Zheng Y, Williams BM, Pratt H, Al-Bander B, Wu X, Zhao Y. Computer aided diagnosis of age-related macular degeneration in 3D OCT images by deep learning. Investigative Ophthalmology & Visual Science. 2017 Jun 23;58(8):824-.
https://iovs.arvojournals.org/article.aspx?articleid=2638579
Abstract
Purpose
Three-dimensional (3D) optical coherence tomography (OCT) images are increasingly used in the management of eye disease, yet there has been no corresponding increase in the availability of software tools to support the analysis of large amounts of 3D OCT data. We propose a new computer aided diagnosis (CADx) model based on deep learning for automatic diagnosis of eye disease in 3D OCT images and demonstrate its performance with an application to the diagnosis of age-related macular degeneration (AMD).
Methods
384 3D spectral domain (SD)-OCT images (269 intermediate AMD and 115 normal eyes, one image per eye) from a public dataset provided by Duke University were used. 324 randomly chosen images (228 AMD and 96 normal) were used to train the deep learning CADx model while the remainder were reserved for testing the model. The VGG-M network was adopted here for the purpose of classification which comprises 5 convolution layers, 5 max pooling layers, and 3 full connection layers. A cross entropy function was used as the cost function to train the network. Drop-out (ratio 0.5) was used in order to reduce the problem of overfitting during training. The training images were augmented by applying horizontal flipping and random rotation (range 0-10 degrees) to the original image in order to improve classification performance.
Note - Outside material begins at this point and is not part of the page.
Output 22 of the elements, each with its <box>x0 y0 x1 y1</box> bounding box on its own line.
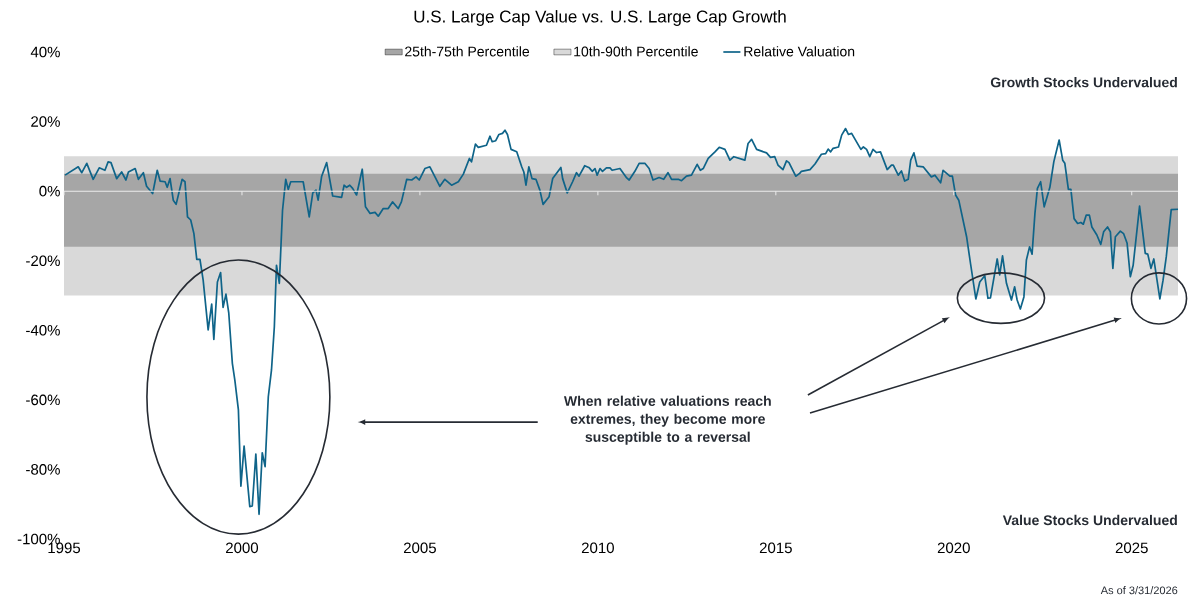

A class weight (1 to 3 with a step of 0.5) was applied to the normal class to alleviate classification problems associated with imbalanced datasets. Sensitivity, specificity and accuracy of classification were used to evaluate the performance of the trained model.
Results
The sensitivity, specificity and accuracy of the best model with data augmentation and class weighting were 0.927, 0.821 and 0.893 respectively. These results were significantly higher than those of the correspondence model without data augmentation (p<0.0001). The specificity (resp. sensitivity) value increases (resp. decreases) with the increase of the class weight. The model with a weighting value 2.5 yields the best accuracy (p<0.001 when compared to the model without class weighting).
Conclusions
Our results have demonstrated that deep learning based CADx models can provide very encouraging classification performance for the diagnosis of AMD. The developed model could be further developed and validated with large datasets in order to support the management of eye disease.